Les données au prétest ont été analysées par dimension à l’aide du rating scale model (Andersen, 1977 ; Andrich, 1978 ; Wright & Masters, 1982) à partir de la version 3.81 du logiciel WINSTEPS (Linacre & Wright, 1999). Ce logiciel est utilisé pour estimer les statistiques d’ajustement et le niveau d’endossement des énoncés (logit) aux prescriptions du modèle. Deux statistiques d’ajustement sont disponibles : infit et outfit (Linacre, 1994 ; Wright & Masters, 1982).
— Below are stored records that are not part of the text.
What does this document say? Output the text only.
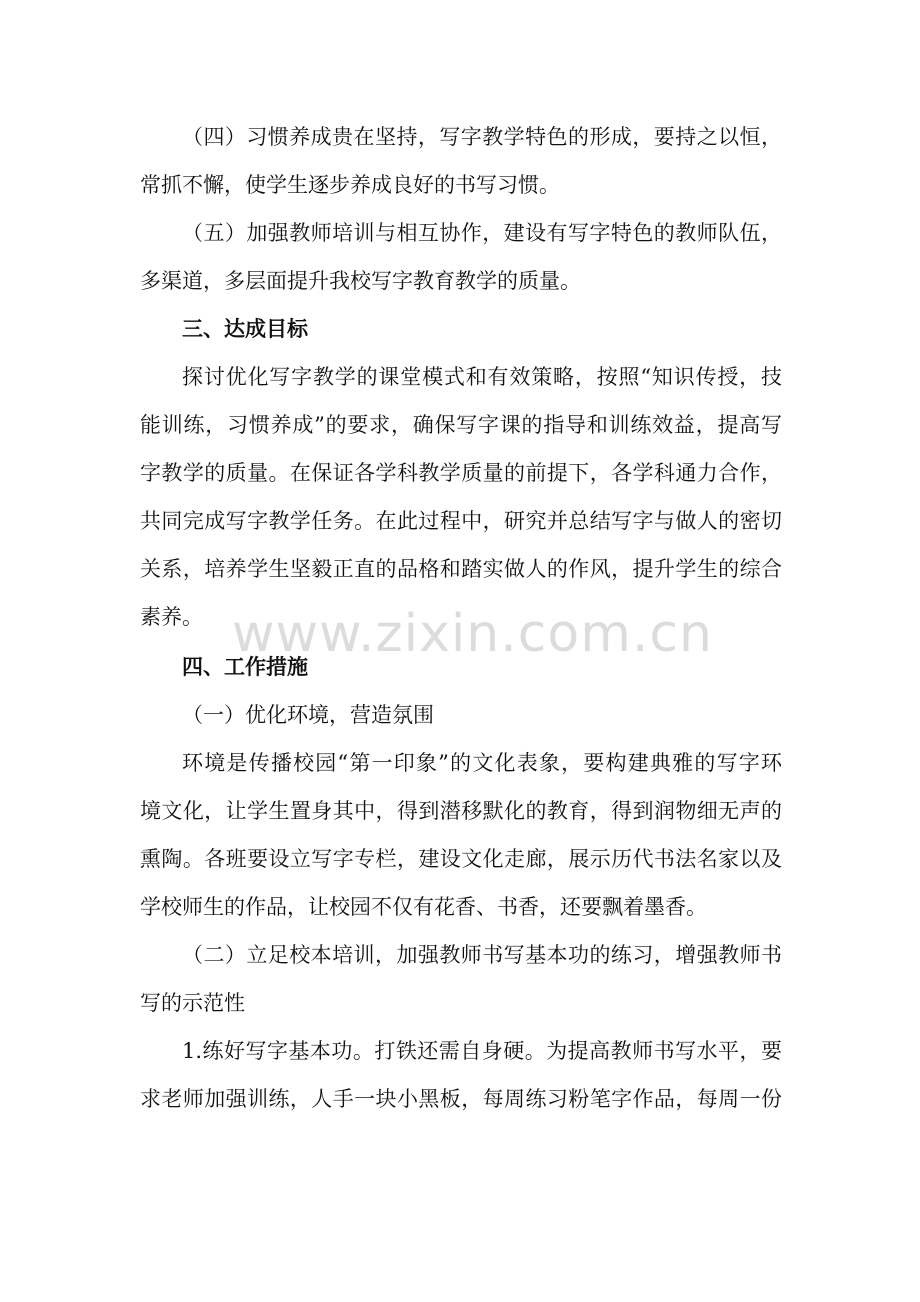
（四）习惯养成贵在坚持，写字教学特色的形成，要持之以恒，
常抓不懈，使学生逐步养成良好的书写习惯。
（五）加强教师培训与相互协作，建设有写字特色的教师队伍，
多渠道，多层面提升我校写字教育教学的质量。
三、达成目标
探讨优化写字教学的课堂模式和有效策略，按照“知识传授，技
能训练，习惯养成”的要求，确保写字课的指导和训练效益，提高写
字教学的质量。在保证各学科教学质量的前提下，各学科通力合作，
共同完成写字教学任务。在此过程中，研究并总结写字与做人的密切
关系，培养学生坚毅正直的品格和踏实做人的作风，提升学生的综合
素养。 www.zixin.com.cn
四、工作措施
（一）优化环境，营造氛围
环境是传播校园“第一印象”的文化表象，要构建典雅的写字环
境文化，让学生置身其中，得到潜移默化的教育，得到润物细无声的
熏陶。各班要设立写字专栏，建设文化走廊，展示历代书法名家以及
学校师生的作品，让校园不仅有花香、书香，还要飘着墨香。
（二）立足校本培训，加强教师书写基本功的练习，增强教师书
写的示范性
1.练好写字基本功。打铁还需自身硬。为提高教师书写水平，要
求老师加强训练，人手一块小黑板，每周练习粉笔字作品，每周一份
La statistique infit est calculée en multipliant le carré de chaque résidu standardisé par la variance du score attendu, puis en divisant le total par la somme des variances de chaque score attendu. La statistique outfit est calculée par la moyenne des carrés des résidus standardisés (Penta, Arnould, & Decruynaere, 2005). Les statistiques infit et outfit présentant des valeurs près de 1 sont considérées comme satisfaisantes, tandis que les valeurs entre 0,5 et 1,5 sont considérées comme productives pour la mesure (Linacre, 2002).
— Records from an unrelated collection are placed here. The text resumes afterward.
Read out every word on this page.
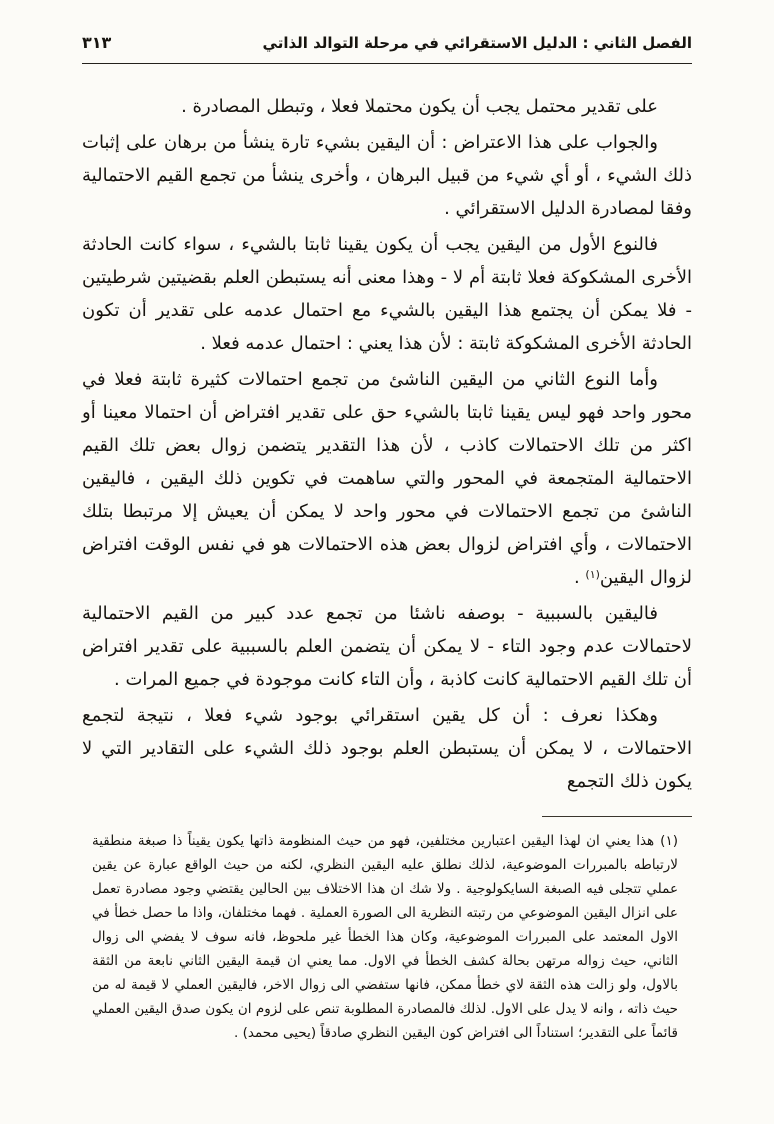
الفصل الثاني : الدليل الاستقرائي في مرحلة التوالد الذاتي
٣١٣

على تقدير محتمل يجب أن يكون محتملا فعلا ، وتبطل المصادرة .

والجواب على هذا الاعتراض : أن اليقين بشيء تارة ينشأ من برهان على إثبات ذلك الشيء ، أو أي شيء من قبيل البرهان ، وأخرى ينشأ من تجمع القيم الاحتمالية وفقا لمصادرة الدليل الاستقرائي .

فالنوع الأول من اليقين يجب أن يكون يقينا ثابتا بالشيء ، سواء كانت الحادثة الأخرى المشكوكة فعلا ثابتة أم لا - وهذا معنى أنه يستبطن العلم بقضيتين شرطيتين - فلا يمكن أن يجتمع هذا اليقين بالشيء مع احتمال عدمه على تقدير أن تكون الحادثة الأخرى المشكوكة ثابتة : لأن هذا يعني : احتمال عدمه فعلا .

وأما النوع الثاني من اليقين الناشئ من تجمع احتمالات كثيرة ثابتة فعلا في محور واحد فهو ليس يقينا ثابتا بالشيء حق على تقدير افتراض أن احتمالا معينا أو اكثر من تلك الاحتمالات كاذب ، لأن هذا التقدير يتضمن زوال بعض تلك القيم الاحتمالية المتجمعة في المحور والتي ساهمت في تكوين ذلك اليقين ، فاليقين الناشئ من تجمع الاحتمالات في محور واحد لا يمكن أن يعيش إلا مرتبطا بتلك الاحتمالات ، وأي افتراض لزوال بعض هذه الاحتمالات هو في نفس الوقت افتراض لزوال اليقين$^{(١)}$ .

فاليقين بالسببية - بوصفه ناشئا من تجمع عدد كبير من القيم الاحتمالية لاحتمالات عدم وجود التاء - لا يمكن أن يتضمن العلم بالسببية على تقدير افتراض أن تلك القيم الاحتمالية كانت كاذبة ، وأن التاء كانت موجودة في جميع المرات .

وهكذا نعرف : أن كل يقين استقرائي بوجود شيء فعلا ، نتيجة لتجمع الاحتمالات ، لا يمكن أن يستبطن العلم بوجود ذلك الشيء على التقادير التي لا يكون ذلك التجمع

(١)هذا يعني ان لهذا اليقين اعتبارين مختلفين، فهو من حيث المنظومة ذاتها يكون يقيناً ذا صبغة منطقية لارتباطه بالمبررات الموضوعية، لذلك نطلق عليه اليقين النظري، لكنه من حيث الواقع عبارة عن يقين عملي تتجلى فيه الصبغة السايكولوجية . ولا شك ان هذا الاختلاف بين الحالين يقتضي وجود مصادرة تعمل على انزال اليقين الموضوعي من رتبته النظرية الى الصورة العملية . فهما مختلفان، واذا ما حصل خطأ في الاول المعتمد على المبررات الموضوعية، وكان هذا الخطأ غير ملحوظ، فانه سوف لا يفضي الى زوال الثاني، حيث زواله مرتهن بحالة كشف الخطأ في الاول. مما يعني ان قيمة اليقين الثاني نابعة من الثقة بالاول، ولو زالت هذه الثقة لاي خطأ ممكن، فانها ستفضي الى زوال الاخر، فاليقين العملي لا قيمة له من حيث ذاته ، وانه لا يدل على الاول. لذلك فالمصادرة المطلوبة تنص على لزوم ان يكون صدق اليقين العملي قائماً على التقدير؛ استناداً الى افتراض كون اليقين النظري صادقاً (يحيى محمد) .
Cette approche permettra de vérifier l’ajustement des énoncés au modèle de Rasch pour chacune des dimensions et d’optimiser les dimensions en réduisant le nombre d’énoncés. Elle a été utilisée à plusieurs reprises pour réduire des échelles (p. ex., Dussault, Fernet, & Frenette, 2013 ; Las Hayas, Quintana, Padierna, Bilbao, & Muñoz, 2010 ; Simos, Sideridis, Protopapas, & Mouzaki, 2011 ; Weller et al., 2012). Cole, Rabin, Smith et Kaufman (2004) proposent deux critères pour réduire le nombre d’énoncés : 1) un mauvais ajustement de l’énoncé au modèle de Rasch et 2) une redondance quant au niveau d’endossement (logit) entre des énoncés. Les énoncés ne respectant pas les critères d’ajustement au modèle sont retirés des analyses subséquentes. Par la suite, les énoncés redondants sont identifiés lorsque deux ou plusieurs présentent un niveau similaire d’endossement. Lorsque des énoncés présentaient le même niveau d’endossement, deux experts ont procédé à une analyse de contenu afin de déterminer celui à retenir dans la version courte. Les experts devaient choisir celui qui était le plus pertinent pour le concept mesuré.

La structure factorielle

Des analyses factorielles confirmatoires ont été effectuées à l’aide de la version 6.2 du progiciel EQS (Bentler, 2006). Plusieurs indices ont été utilisés pour estimer l’adéquation des modèles proposés, c’est-à-dire le degré de correspondance entre la matrice des estimés théoriques et la matrice des estimés empiriques : le chi-carré de Satorra-Bentler (pour variable catégorielle), le nombre de degrés de liberté, le rapport du chi-carré de Satorra-Bentler sur le nombre de degrés de liberté correspondant (SB𝜒2/dl), l’indice d’adéquation comparatif (comparative fit index, CFI), l’indice d’adéquation non normé (non-normed fit index, NNFI) proposé par Tucker et Lewis (1973) et l’erreur quadratique moyenne de l’estimation (root mean square error of approximation, RMSEA) de Steiger (1990).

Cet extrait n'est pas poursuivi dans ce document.